Modern computers expect a certain consistency in their operating environments. A nice, steady ticking of the electronic clock; smooth, consistent voltage to make everything run; and internal system temperatures that fall within a certain specified range. When their expectations aren't met, weird things can happen.
If those "weird things" happen because of unanticipated power fluctuations, it can be annoying. If they happen because a malicious actor intentionally manipulated power or other environmental elements, they can be the beginning of a devastating attack.
Glitching attacks are defined as attacks that involve causing a hardware fault through manipulating the environmental variables in a system. When power, high-temperature sensors, or clock signals are interrupted, the CPU and other processing components can skip instructions, temporarily stop executing programs, or behave in other ways that can allow attackers to slip malicious instructions into the processing gaps.

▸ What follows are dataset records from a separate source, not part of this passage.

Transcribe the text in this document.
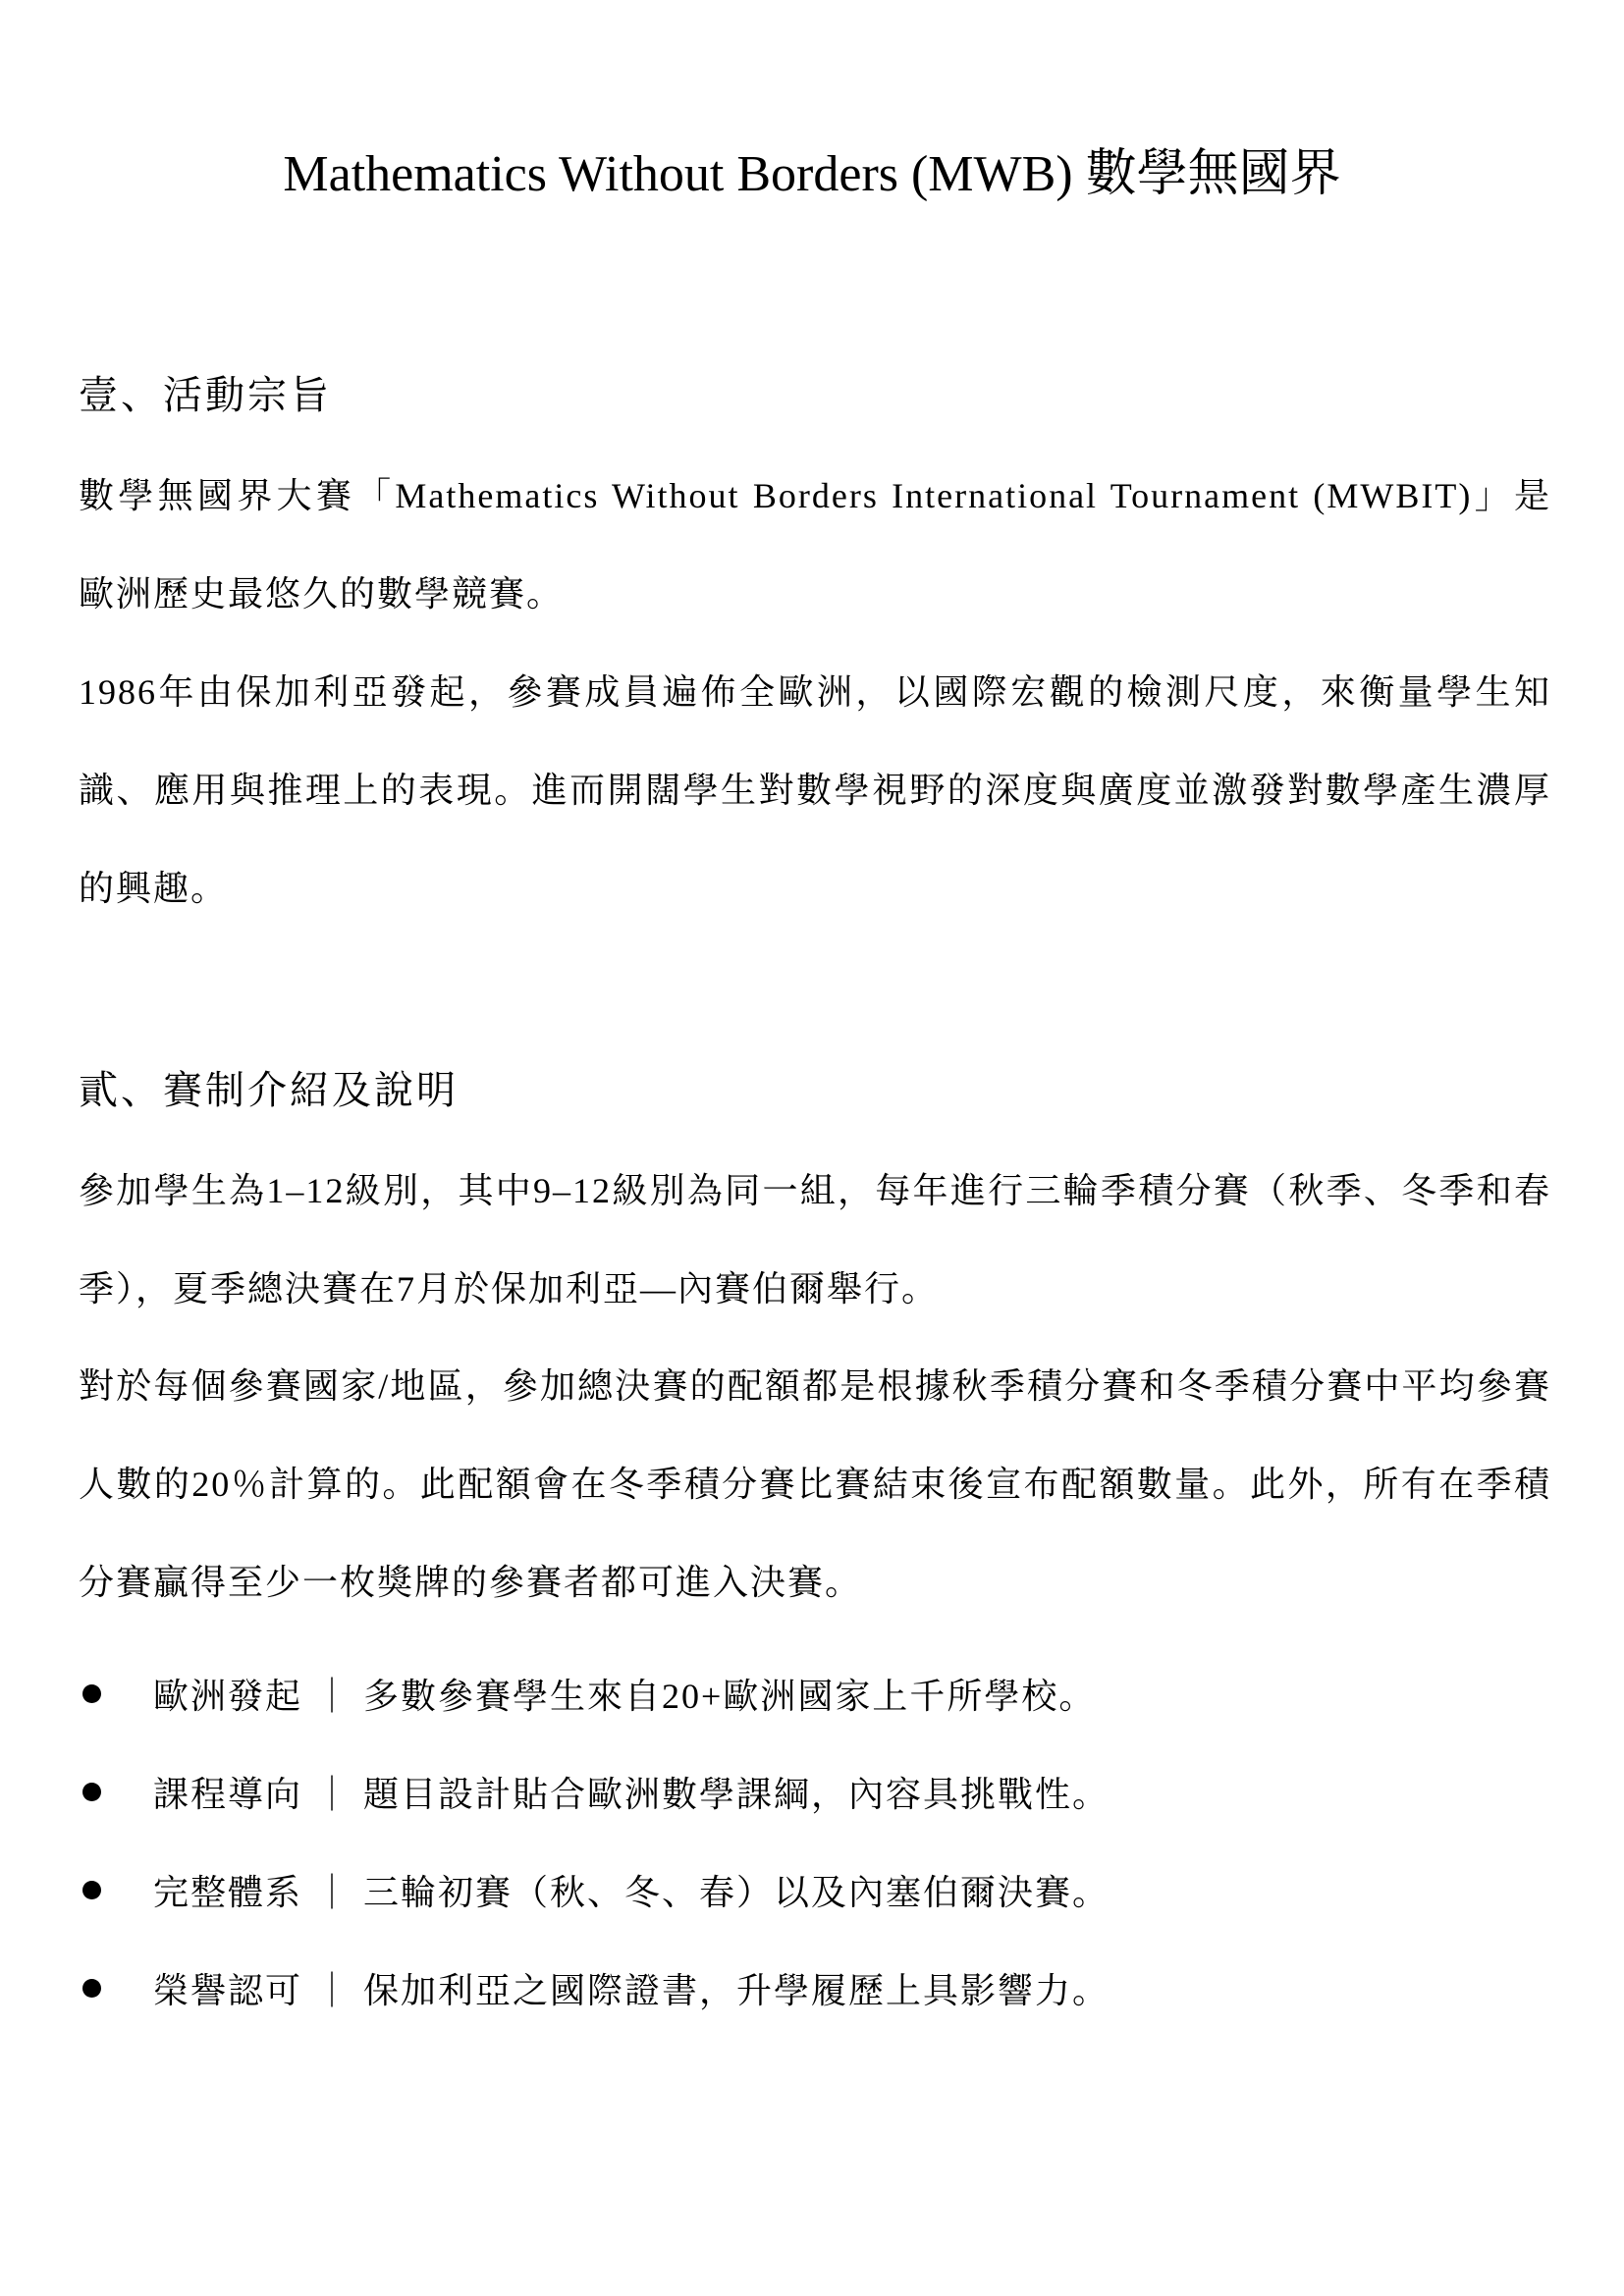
Mathematics Without Borders (MWB) 數學無國界
壹、活動宗旨
數學無國界大賽「Mathematics Without Borders International Tournament (MWBIT)」是歐洲歷史最悠久的數學競賽。
1986年由保加利亞發起，參賽成員遍佈全歐洲，以國際宏觀的檢測尺度，來衡量學生知識、應用與推理上的表現。進而開闊學生對數學視野的深度與廣度並激發對數學產生濃厚的興趣。
貳、賽制介紹及說明
參加學生為1–12級別，其中9–12級別為同一組，每年進行三輪季積分賽（秋季、冬季和春季），夏季總決賽在7月於保加利亞—內賽伯爾舉行。
對於每個參賽國家/地區，參加總決賽的配額都是根據秋季積分賽和冬季積分賽中平均參賽人數的20％計算的。此配額會在冬季積分賽比賽結束後宣布配額數量。此外，所有在季積分賽贏得至少一枚獎牌的參賽者都可進入決賽。
歐洲發起 ｜ 多數參賽學生來自20+歐洲國家上千所學校。
課程導向 ｜ 題目設計貼合歐洲數學課綱，內容具挑戰性。
完整體系 ｜ 三輪初賽（秋、冬、春）以及內塞伯爾決賽。
榮譽認可 ｜ 保加利亞之國際證書，升學履歷上具影響力。
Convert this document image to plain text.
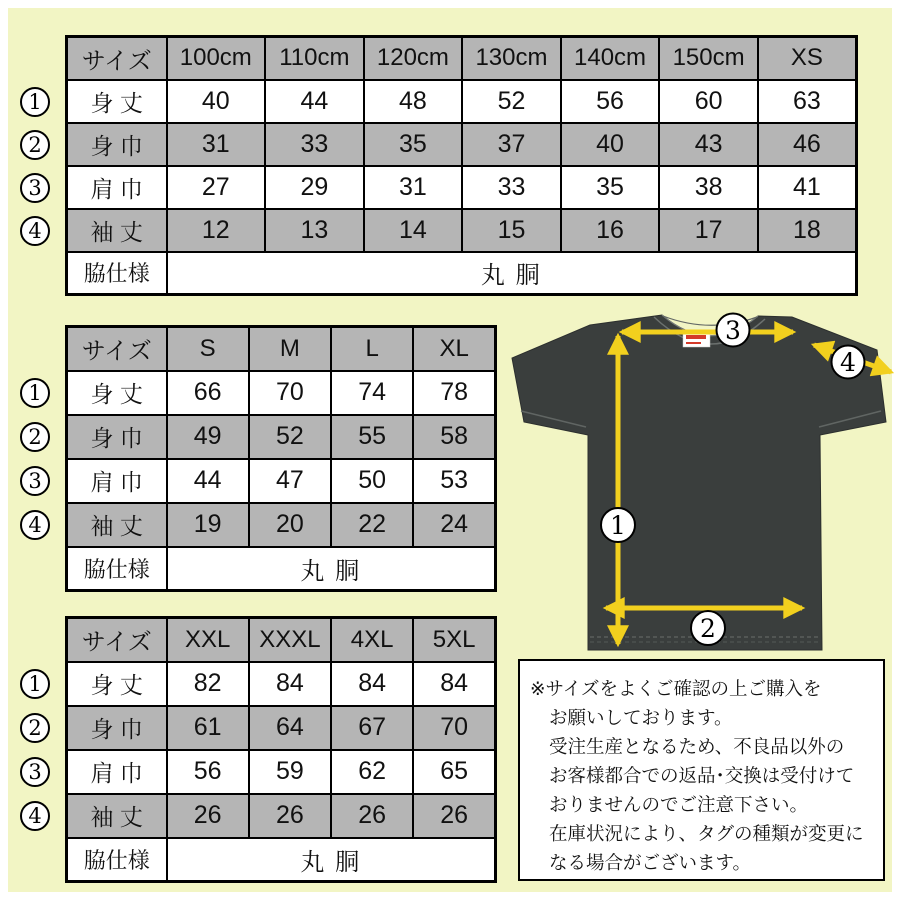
サイズ	100cm	110cm	120cm	130cm	140cm	150cm	XS
身 丈	40	44	48	52	56	60	63
身 巾	31	33	35	37	40	43	46
肩 巾	27	29	31	33	35	38	41
袖 丈	12	13	14	15	16	17	18
脇仕様	丸 胴						
1
2
3
4
サイズ	S	M	L	XL
身 丈	66	70	74	78
身 巾	49	52	55	58
肩 巾	44	47	50	53
袖 丈	19	20	22	24
脇仕様	丸 胴			
1
2
3
4
サイズ	XXL	XXXL	4XL	5XL
身 丈	82	84	84	84
身 巾	61	64	67	70
肩 巾	56	59	62	65
袖 丈	26	26	26	26
脇仕様	丸 胴			
1
2
3
4
3
4
1
2
※サイズをよくご確認の上ご購入を
お願いしております。
受注生産となるため、不良品以外の
お客様都合での返品･交換は受付けて
おりませんのでご注意下さい。
在庫状況により、タグの種類が変更に
なる場合がございます。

Glitching is most useful for systems that serve special purposes (like encryption), or those that are "headless" — IoT computers that don't have a standard user interface that can be manipulated by normal malware or social engineering techniques.
It's an outlier technique in the threat actor's toolkit, though. Glitching generally requires intimate knowledge of the hardware and software of the specific system under attack and it requires physical access to that system. It is, though, something that security professionals should know about, especially if they have IoT systems under their care.
It should be noted that glitching attacks are neither easy nor simple to pull off (although researchers recently made it easier by releasing chip.fail, a toolkit to bring glitching "to the masses"). The goal in glitching isn't simply to stop a system from running — that could be done by simply cutting power in most cases — but to gain access to the system's resources or damage its ability to effectively complete its given task, when a purely software approach isn't effective.
Timing's Leading Edge
Many glitch attacks are based on the shape of a signal. The electrical signals that move through a computer system tend to have sharp rises and drops. On an oscilloscope, the image is a series of square waves. The processor knows to start a new instruction when it detects a sharp rise in voltage — the "leading edge" of the wave. In a presentation given at Black Hat 2015, Bret Giller, a computer security consultant at NCC Group, provided steps for implementing an electrical glitching attack.
In his presentation, Giller points out that each instruction takes a certain amount of time to execute; the execution time and the timing of those leading edges are in sync. If an attacker can inject a leading edge into the circuit so that it arrives too soon, then the processor can be tricked into executing a new instruction before the previous instruction has finished, or into skipping instructions altogether.
This kind of glitching can involve a power spike or manipulating the system's clock by speeding it up (overclocking). Ricardo Gomez da Silva, a faculty member at Technische Universität Berlin Institut für Softwaretechnik und Theoretische Informatik, described these clock-glitching attacks and discussed how to protect against them in a paper published in 2014.
An attacker could gain access to the hardware and just inject stray signals to see what happens, but that's unlikely to be productive. Instead, as Ziyad Alsheri pointed out in a presentation given at Northeastern University in the fall of 2017, the attacker needs to have intimate knowledge of the processor, the overall system, and the software in order to know precisely when to inject the spurious signal and what to do with the brief burst of resulting chaos.
Glitching the Fall
While instruction execution is triggered by the leading edge of a signal, there are some operations, such as writing data to a memory location, that can be triggered by the sharp voltage fall on the trailing edge of a wave.
A drop in the voltage supplied to the system can eliminate the sharp drop that triggers operations. In his Black Hat presentation, Giller said these "brown out" glitches can be responsible for data corruption and lost information, among other consequences. This sort of data corruption attack can be valuable when the system under attack is responsible for encryption or authentication. Disrupting the data in one part of the process can weaken the entire process to the point that the protection is ineffective.
By now, it should be obvious that there are easier ways to hack most systems. The descriptions given in academic papers and research notes show a process that involves a great deal of research and physical access in order to compromise a single system.
However, researchers Thomas Roth and Josh Datko made it simpler and less expensive at Black Hat 2019, when they presented "Chip.Fail," research conducted with their partner Dmitry Nedospasov. Not only did they demonstrate their glitching (fault-injection) attacks on IoT processors, they did so using less than $100 of equipment. They released this toolkit and framework at the conference, so researchers can test chips' vulnerability to these types of attacks.
Nevertheless, glitching may never replace social engineering as a way into office productivity computers. So far, it is not even a huge factor in compromising embedded control systems in the real world.
Yet cybersecurity professionals should remain aware of its possibilities because academic research can become a real-world attack with the breakthrough of a single dedicated security research team.